How do you discipline an almost 2 year old?

Discussion in 'The Toddler Years(1-3)' started by christie76, May 14, 2010.

  1. christie76

    christie76 Well-Known Member

    I can't figure out what works with one of my girls. She has started pushing and hitting her sister and she thinks it's funny. I've tried giving her no reaction and removing her. I've also started having her give her sister a hug and say sorry, but she just keeps doing it over and over again. I've also tried putting her in a time out chair. She either laughs and thinks it's funny or constantly gets up. Any other ideas?
     
  2. becasquared

    becasquared Well-Known Member TS Moderator

    My thoughts are that you have to be consistent in your actions.

    Have you read 1-2-3 Magic? What we did at that age was TO (immediate TO, no counting for hitting violations), remove them from the distraction, then put them in their chair for about a minute, then let them get up and go about life.
     
  3. sruth

    sruth Well-Known Member

    Ditto. And when they try to get a way...you just pull them back over again and again. I usually have to stand there but I don't talk to them or let her sister come over and play with her. They will get it if you try it for at least a week straight.
    I did my own variations of 1-2-3 Magic which ended up back firing in the end. It’s a simple, simple concept that’s harder for the adults to implement!!
     
  4. christie76

    christie76 Well-Known Member

    Ok, so use a time out chair and keep putting her back, even if she gets up a million times? I think at first she thinks it's a game. Hopefully, the fun will wear off and she'll realize it's not a game. It's so hard not to laugh at her sometimes, because she is such a goof. It's even harder when her sister is laughing too. She knows she has an audience. Thanks for the advice. I just wanted to know if I was doing the right thing for her age. I use to sit her on my lap and hold her for a minute, but I think she has graduated to her own chair. I'm going to read 1-2-3 Magic and see if it works.
     
  5. ktfan

    ktfan Well-Known Member

    I used to buckle them into their booster and turn them away from us. That way there was no attention for getting up. The key is to be super consistent. Stay tough momma! :youcandoit:
     
  6. maybell

    maybell Well-Known Member

    I'm right there with you... I need to be more consistent and really buckle down and do the 1-2-3 magic the right way. for me that means just the counting, keeping my cool (ugh.... no yelling!), and putting them in TO. I also need to get a specific spot we do it at home, I've done the booster seat and I think I'll stick to that.
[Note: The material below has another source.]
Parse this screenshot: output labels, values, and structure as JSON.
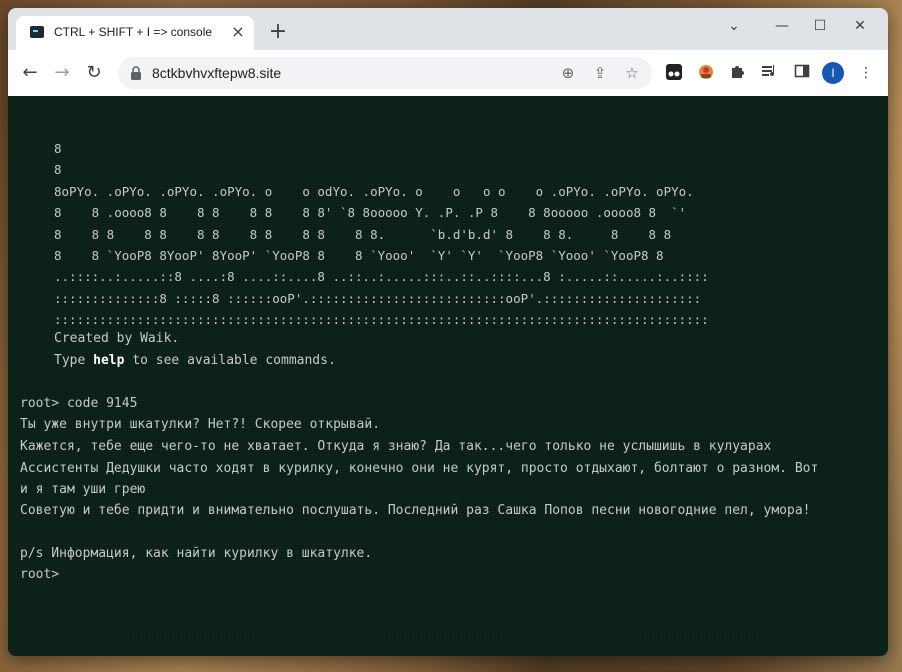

    My dd has started wanting what ever my ds has ... even if he didn't want it until after she shunned it. then if he wants it she wants it too - UGH! My ds has his own TO issues too.

    Good luck! I'm hoping in 2 weeks we'll all be a lot calmer...
     
  7. heathertwins

    heathertwins Well-Known Member

    I'm not sure if was here or on a book but someone had said that anything you "allow" to take place you are saying it is acceptable behaviour. Simple concept really. If you are allowing her to hit, you are saying it is ok to hit people.

    Some people have found a Pnp more effective place for time outs. Yes they sometimes think it is funny but most parents on here have found it eventually wears off and the pnp becomes a good time out spot.